The rule length determines the maximum number of item sets that occur in a sequence rule. You must specify a value of at least 2. For example, if you specify 3 as the maximum rule length, the sequence rule might contain up to two item sets in the rule body and one item set in the rule head. If you specify a negative value or 0, the maximum rule length is not limited.
This parameter is of type INTEGER.
- <optionsString>
- The optional
parameter string that you want to use.
This parameter is of type VARCHAR. Its size is 32672.
Example
You might want to build the model BANK.PRODUCT_SEQ_RULES to
compute the sequence rules for the products that are bought by bank
customers.
call IDMMX.BuildSeqRuleModel('BANK.PRODUCT_SEQ_RULES',
'BANK.CUSTOMER_PRODUCTS2',
'CLIENT_ID',
'DATE',
5, 30, 3); Output
The FindSeqRules procedure uses sequence rules to find relationships in your data.

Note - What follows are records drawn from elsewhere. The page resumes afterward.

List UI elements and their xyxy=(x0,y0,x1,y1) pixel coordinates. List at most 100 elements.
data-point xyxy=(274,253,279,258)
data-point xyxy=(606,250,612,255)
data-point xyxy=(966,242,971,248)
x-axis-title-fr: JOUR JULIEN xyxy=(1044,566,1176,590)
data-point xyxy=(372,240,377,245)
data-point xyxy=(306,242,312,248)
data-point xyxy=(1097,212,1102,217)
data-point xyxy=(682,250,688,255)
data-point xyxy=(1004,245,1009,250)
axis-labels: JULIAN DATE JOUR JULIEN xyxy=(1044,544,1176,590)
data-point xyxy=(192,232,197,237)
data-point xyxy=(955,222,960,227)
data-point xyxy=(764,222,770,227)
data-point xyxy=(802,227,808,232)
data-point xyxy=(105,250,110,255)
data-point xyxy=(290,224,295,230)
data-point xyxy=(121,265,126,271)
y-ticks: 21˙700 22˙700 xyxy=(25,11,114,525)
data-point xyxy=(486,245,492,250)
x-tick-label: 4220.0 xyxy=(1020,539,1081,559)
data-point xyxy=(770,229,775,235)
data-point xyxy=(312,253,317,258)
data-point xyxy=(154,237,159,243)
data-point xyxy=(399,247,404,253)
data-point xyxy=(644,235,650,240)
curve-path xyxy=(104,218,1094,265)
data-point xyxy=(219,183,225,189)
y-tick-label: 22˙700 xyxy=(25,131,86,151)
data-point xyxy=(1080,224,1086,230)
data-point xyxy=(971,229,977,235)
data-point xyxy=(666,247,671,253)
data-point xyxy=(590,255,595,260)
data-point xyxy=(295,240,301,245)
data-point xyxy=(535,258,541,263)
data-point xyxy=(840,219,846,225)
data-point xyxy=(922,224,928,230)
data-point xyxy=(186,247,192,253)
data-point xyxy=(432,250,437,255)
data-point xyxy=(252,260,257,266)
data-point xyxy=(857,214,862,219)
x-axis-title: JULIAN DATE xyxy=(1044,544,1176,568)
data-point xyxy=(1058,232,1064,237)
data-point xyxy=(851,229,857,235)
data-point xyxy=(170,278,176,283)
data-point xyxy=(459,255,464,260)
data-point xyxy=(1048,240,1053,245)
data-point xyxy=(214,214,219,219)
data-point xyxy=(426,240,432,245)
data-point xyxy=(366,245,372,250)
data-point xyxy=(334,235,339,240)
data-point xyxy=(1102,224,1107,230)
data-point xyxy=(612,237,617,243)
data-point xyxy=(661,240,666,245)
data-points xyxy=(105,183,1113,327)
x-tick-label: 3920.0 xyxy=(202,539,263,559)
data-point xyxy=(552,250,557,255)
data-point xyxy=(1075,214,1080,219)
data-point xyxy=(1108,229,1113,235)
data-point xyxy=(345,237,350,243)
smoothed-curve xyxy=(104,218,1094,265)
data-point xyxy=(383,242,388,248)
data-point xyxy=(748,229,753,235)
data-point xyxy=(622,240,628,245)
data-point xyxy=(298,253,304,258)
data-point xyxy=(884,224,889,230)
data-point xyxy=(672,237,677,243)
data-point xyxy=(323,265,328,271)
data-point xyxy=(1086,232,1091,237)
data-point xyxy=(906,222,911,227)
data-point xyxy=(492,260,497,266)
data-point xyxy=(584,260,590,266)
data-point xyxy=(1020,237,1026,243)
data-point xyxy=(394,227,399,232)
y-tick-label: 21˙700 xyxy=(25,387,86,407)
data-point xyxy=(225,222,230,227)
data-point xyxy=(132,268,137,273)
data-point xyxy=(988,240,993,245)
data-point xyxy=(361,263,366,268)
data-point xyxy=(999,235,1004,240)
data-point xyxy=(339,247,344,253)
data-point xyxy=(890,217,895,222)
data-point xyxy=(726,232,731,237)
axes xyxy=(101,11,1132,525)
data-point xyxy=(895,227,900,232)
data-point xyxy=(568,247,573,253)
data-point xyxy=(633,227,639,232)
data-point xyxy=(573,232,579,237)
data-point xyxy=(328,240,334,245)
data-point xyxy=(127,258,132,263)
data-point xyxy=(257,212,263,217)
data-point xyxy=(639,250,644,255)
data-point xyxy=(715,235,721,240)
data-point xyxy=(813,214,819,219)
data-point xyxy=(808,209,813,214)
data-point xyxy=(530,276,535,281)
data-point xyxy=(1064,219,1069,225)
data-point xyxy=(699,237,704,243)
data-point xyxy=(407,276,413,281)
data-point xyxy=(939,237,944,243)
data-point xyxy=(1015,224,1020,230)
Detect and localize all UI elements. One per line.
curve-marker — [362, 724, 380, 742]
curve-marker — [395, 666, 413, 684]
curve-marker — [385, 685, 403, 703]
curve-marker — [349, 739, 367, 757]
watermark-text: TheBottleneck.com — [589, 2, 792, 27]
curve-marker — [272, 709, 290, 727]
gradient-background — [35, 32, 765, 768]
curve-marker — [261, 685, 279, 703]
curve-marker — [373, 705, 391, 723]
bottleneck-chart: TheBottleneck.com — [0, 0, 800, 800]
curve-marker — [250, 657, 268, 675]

Sequential relationships are represented as sequence rules. Sequence rules describe patterns in sequences. Depending on the business area, sequences might be, for example, purchases of customers or defects of cars over time.
<digital camera and rechargeable batteries> >>>
<memory card> ==> <photo printer> where:- <digital camera and rechargeable batteries>
- represents an individual item set that is part of the rule body
- >>>
- represents a temporal ordering of item sets in ascending order
- <memory card>
- represents an individual item set that is part of the rule body
- ==>
- splits the sequence rule into a sequence rule head and a sequence rule body
- <photo printer>
- represents an item set that is included in the sequence rule head
You can interpret the sequence rule above like this: If customers buy a digital camera together with rechargeable batteries at one purchase and a memory card in a later purchase, they will buy a photo printer during a subsequent purchase.
- Confidence
- The confidence value
represents the validity of the rule. A confidence
value of 50% means that in 50% of the cases where a particular rule
body is present in a sequence, a particular rule head is also present
after the item sets of the rule body.
For example, in the sequence rule above, a confidence value of 50% means that 50% of the customers who bought a digital camera together with rechargeable batteries at one purchase and a memory card in a later purchase, bought a photo printer during a subsequent visit.
- Support
- The support value indicates how many sequences are covered by
a sequence rule. The support value is expressed as a percentage of
the total number of sequences.For example, a support value of 2% in the following sequence rule means that 2% of all customers purchased all three sets of objects in this particular sequence. Note that they might have bought other items along with the items in the sequence rule, and that they might have made other purchases as well.
<digital camera and rechargeable batteries> => <memory card> =► <photo printer> - Lift
- The lift value indicates how much
the confidence value is different
from the expected confidence value.
The lift value is computed by dividing the confidence value by the support value of the sequence rule head.
If the support value of the above example is 10% and the confidence value of the sequence rule is 50%, the value for lift is 50% divided by 10% = 5.
A lift value of 5 means, that customers who buy a digital camera together with rechargeable batteries at one purchase and a memory card in a later purchase, are 5 times more likely than average customers to buy a photo printer during a subsequent purchase.
- Mean time difference
- This value indicates the mean time difference between the time
stamp of the first item set and the time stamp of the last item set
in a sequence.
If the type of the group column is numeric, this value is the mean value of the differences between pairs of subsequent groups of transactions.
- Standard Deviation of time difference
- This value indicates the standard deviation
of the time difference
between the time stamp of the first item set and the time stamp of
the last item set in a sequence.
If the type of the group column is numeric, this value is the standard deviation of the differences between pairs of subsequent groups of transactions.